Each time I pick up a magazine about health or nutrition, it is not unusual to see an article on berries and their health benefits. How could such a little thing be so packed full of health and nutrition? Well, let us start with a definition. The botanical definition of a berry is a fleshy fruit having seeds and pulp produced from a single ovary. There are so many types of berries, we cannot even attempt to list them all here. If you are interested, just google "berries, list” and choose from several sites that provide extensive lists and descriptions of all kinds of berries.

Though berries are small and delicate, they pack a powerful array of compounds that protect our health, most notably vitamin C, potassium, and fiber. Even the pigments that give berries their beautiful blue and red hues have health benefits. Berries contain phytochemicals and flavonoids that may help to prevent some forms of cancer. Research shows that eating a diet rich in blackberries, blueberries, raspberries, cranberries, and strawberries may help to reduce our risk of several types of cancers. In addition, cranberries and blueberries contain a substance that may prevent bladder infections. Blueberries and raspberries also contain lutein, which is important for healthy vision. The vitamin C found in berries is necessary for immune system function and for strong connective tissue.

Purple fruits and vegetables, such as purple grapes, blueberries, and purple onions, contain important nutrients that have shown many health benefits including anti-aging. These purple antioxidants, called anthocyanins, have been shown to protect the heart and vision, promote mental focus, and prevent oxidative stress. Resveratrol is another fat-soluble compound found in some purple foods, such as grapes, red wine, purple grape juice and some berries which has numerous health benefits. Research has indicated that purple foods may one day provide a cure for cancer.

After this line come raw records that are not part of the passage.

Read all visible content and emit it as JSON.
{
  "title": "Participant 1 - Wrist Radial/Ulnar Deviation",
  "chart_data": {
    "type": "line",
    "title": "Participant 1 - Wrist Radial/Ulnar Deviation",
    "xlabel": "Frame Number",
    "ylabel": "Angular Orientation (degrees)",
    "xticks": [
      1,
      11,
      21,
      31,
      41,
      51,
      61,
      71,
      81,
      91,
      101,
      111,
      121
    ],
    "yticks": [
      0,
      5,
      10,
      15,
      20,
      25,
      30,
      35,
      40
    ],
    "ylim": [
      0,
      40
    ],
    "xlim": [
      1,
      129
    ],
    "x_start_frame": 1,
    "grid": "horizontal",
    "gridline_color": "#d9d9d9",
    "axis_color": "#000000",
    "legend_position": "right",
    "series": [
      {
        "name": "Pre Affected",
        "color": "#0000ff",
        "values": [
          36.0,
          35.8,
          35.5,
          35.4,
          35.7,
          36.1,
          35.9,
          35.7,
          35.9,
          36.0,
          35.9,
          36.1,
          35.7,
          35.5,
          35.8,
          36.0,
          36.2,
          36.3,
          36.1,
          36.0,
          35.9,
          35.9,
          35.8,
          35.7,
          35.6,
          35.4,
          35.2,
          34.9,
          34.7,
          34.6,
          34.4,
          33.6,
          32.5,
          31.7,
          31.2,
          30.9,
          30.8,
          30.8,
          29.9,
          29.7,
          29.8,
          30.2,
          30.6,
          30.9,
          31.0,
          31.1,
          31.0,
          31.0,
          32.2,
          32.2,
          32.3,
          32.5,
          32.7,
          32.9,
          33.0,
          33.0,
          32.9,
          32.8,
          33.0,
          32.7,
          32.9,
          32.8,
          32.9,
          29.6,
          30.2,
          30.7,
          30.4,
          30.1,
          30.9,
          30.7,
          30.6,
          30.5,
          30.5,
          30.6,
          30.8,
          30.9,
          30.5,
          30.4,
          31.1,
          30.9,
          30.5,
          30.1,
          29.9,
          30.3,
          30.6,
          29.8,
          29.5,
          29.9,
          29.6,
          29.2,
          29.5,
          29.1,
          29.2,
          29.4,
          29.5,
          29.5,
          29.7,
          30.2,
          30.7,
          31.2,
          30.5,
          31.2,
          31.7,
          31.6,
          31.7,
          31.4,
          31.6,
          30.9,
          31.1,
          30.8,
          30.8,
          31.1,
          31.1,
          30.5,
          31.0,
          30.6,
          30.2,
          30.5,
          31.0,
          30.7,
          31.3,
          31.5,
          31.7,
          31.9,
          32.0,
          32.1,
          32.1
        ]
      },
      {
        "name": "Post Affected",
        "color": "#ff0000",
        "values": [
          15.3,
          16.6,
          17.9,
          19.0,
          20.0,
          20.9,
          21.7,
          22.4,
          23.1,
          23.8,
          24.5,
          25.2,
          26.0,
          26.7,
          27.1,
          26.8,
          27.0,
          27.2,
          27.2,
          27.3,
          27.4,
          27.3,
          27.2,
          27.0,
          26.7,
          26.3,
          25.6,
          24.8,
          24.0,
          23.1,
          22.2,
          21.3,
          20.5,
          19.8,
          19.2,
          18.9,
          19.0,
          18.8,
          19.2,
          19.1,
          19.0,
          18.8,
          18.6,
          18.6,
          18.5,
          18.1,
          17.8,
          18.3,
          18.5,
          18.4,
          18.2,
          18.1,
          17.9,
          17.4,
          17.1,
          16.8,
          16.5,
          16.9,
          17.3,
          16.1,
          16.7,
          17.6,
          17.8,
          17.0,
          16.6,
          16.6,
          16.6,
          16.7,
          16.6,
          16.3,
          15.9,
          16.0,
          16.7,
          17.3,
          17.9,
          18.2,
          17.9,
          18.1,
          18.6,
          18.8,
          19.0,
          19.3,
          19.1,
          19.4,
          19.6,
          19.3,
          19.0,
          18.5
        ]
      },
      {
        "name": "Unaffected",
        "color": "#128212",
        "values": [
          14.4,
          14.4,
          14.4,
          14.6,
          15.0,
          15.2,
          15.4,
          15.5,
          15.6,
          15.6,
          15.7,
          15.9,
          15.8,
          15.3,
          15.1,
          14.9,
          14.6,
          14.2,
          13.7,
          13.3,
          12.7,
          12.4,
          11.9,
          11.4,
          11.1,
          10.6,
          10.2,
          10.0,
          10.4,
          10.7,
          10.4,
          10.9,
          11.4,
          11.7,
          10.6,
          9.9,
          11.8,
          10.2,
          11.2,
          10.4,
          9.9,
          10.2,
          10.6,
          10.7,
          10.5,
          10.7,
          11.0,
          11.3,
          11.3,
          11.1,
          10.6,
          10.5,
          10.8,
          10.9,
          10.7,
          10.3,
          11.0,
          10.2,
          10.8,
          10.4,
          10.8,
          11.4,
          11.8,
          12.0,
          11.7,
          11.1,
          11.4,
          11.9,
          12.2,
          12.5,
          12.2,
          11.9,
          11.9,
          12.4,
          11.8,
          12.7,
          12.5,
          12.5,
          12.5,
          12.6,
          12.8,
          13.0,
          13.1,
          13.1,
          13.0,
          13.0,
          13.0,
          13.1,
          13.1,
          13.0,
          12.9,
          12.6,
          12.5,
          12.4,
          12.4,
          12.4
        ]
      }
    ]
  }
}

As if these benefits are not enough, berries are considered low calorie foods. Most berries contain between 45-100 calories. For example, one cup of strawberries contains over 100 mg of vitamin C, almost as much as a cup of orange juice but only 43 calories compared to 110 for the juice. One cup of blueberries contains about 81 calories. The same amount of cranberries comes in at 47 calories, and one cup of raspberries is about 60 calories.

All grocery stores carry an ample variety of fresh, canned, and frozen berries. Look for ripe, colorful, and firm berries with no sign of mold or mushy spots. Berries can also be found in the frozen section of the grocery store. Once they thaw, they will not be as firm as freshly picked berries, but they are still delicious and good for you. Be careful with canned berries. Most are the type used in pies with sugary syrup or high fructose corn syrup added.

For fresh berries, wash them just before you use them. They can be stored in a container or pierced plastic bag that allows air to circulate and refrigerated for 3-5 days. Buy fresh berries in season or when they are on sale and freeze them. Most retain their quality if used within six months and sometimes longer when sealed tightly. Freeze them in individual portion-sized containers or bags for easy use. Berries are wonderful alternatives to high calorie, high fat or sugary desserts, and make wonderful companions to whole grains, salad greens, fish and poultry. They are easy to incorporate into any meal, just use your imagination. Toss some berries into your cereal, yogurt, salad, ice cream, smoothie, as a side dish to any entree or put them together with your favorite nuts as a quick snack.

As a last note, buy berries grown locally in your area in season for the least amount of stress on the environment and your pocketbook.